Unfortunately this is a no go as the bundle must run on 1.4.

Can you please attach a performance test case for this.

Comment 2 Doug

2009-05-21 06:12:59 EDT

Created attachment 136639 [details]
Performance test

Comment 3 Doug

2009-05-21 06:13:51 EDT

Its not a test as such, but you can see how to make it into one. I called the new implementation MyWordRule.

You can vary the parameters, the current settings are:

- 100,000 line document with every line the being same 6-character word that will be found
- 200 words added to the rule
- 10 iterations to average over

With these settings, I get the following result on my PC:

Average of 10 iterations:
	Existing implementation: 3827ms
	New implementation:      307ms

i.e. the new implementation is easily an order of magnitude faster.

Comment 4 Doug

2009-05-21 06:27:40 EDT

Created attachment 136640 [details]
Test class

Corrected a mistake in the word detector. It should find the word, so allow both letters and digits.

It is interesting to vary the wordInDocument paramenter from AtEsT0 to AtEsT+(numWords-1).

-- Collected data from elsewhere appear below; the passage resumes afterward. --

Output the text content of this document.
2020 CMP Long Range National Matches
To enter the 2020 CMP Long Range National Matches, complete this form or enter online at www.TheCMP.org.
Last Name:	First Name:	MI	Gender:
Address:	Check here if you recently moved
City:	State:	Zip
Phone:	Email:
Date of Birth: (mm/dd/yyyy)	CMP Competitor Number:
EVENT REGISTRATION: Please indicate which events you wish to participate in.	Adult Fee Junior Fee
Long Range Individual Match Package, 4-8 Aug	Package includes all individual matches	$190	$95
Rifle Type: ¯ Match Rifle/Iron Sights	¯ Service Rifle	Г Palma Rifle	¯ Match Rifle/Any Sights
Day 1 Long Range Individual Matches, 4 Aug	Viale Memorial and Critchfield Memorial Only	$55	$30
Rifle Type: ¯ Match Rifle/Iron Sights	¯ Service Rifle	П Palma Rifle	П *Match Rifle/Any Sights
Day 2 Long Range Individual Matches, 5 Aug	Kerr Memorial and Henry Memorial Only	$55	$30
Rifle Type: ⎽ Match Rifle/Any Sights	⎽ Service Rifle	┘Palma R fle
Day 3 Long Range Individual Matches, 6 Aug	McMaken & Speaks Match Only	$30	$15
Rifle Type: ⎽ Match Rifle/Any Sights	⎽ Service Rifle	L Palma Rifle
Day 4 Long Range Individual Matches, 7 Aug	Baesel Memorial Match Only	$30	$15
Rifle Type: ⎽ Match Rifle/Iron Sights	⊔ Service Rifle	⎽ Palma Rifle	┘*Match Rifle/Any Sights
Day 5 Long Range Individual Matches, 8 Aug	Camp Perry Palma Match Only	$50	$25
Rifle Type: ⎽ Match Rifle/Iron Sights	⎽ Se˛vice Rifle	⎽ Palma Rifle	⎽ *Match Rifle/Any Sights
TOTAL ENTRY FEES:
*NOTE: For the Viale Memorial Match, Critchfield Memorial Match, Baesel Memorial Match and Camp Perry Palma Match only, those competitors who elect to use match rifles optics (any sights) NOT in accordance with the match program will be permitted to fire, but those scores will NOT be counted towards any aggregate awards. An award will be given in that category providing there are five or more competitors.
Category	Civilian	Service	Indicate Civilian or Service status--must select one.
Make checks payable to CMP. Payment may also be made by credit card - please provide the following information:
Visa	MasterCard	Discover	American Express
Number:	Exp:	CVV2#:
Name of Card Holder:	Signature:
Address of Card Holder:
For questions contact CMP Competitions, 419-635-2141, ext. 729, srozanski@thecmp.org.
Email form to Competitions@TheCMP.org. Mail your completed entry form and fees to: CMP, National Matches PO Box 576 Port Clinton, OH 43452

This makes a huge difference to the existing implementation, but little difference to the new implementation because it uses a map.

"AtEsT0":
	Existing implementation: 917ms
	New implementation:      85ms

"AtEsT199":
	Existing implementation: 1610ms
	New implementation:      105ms

Comment 5 Dani Megert

2009-05-21 07:14:21 EDT

Doug, please make sure to attach a patch that doesn't use StringBuilder and that the org.eclipse.jface.text.tests.rules.WordRuleTest (in 'org.eclipse.jface.text.tests' plug-in) pass.

Comment 6 Doug

2009-05-21 07:23:13 EDT

Created attachment 136645 [details]
WordRule performance patch

Attached version without using StringBuilder.

Sorry, can't run the tests as I have an old environment (3.3) and it will be a real pain to install all the latest Eclipse at the moment. The patch is very small though so you should be able to try it yourself very easily if you have the right env.

Comment 7 Doug

2009-08-27 04:42:18 EDT

Just checking, what is the progress with this? I can think of one very popular language that might get quite a performance boost from this patch!

Thanks.

Comment 8 Dani Megert

2009-08-27 04:46:54 EDT

It's tagged 3.6, so I'll look at it sometime during this release. However, currently I'm busy doing other stuff.

Comment 9 Dani Megert

2010-04-12 11:00:52 EDT

Good patch Doug! I committed it to HEAD with some minor changes:
- removed unused java.util.Iterator import
- removed space before assignment operator
- added you to the copyright notice:
Doug Satchwell <doug.satchwell@ymail.com> - [implementation] Performance issue with jface text WordRule - http://bugs.eclipse.org/277299

and added 'org.eclipse.jdt.text.tests.performance.WordRulePerformanceTest' based on your Test class.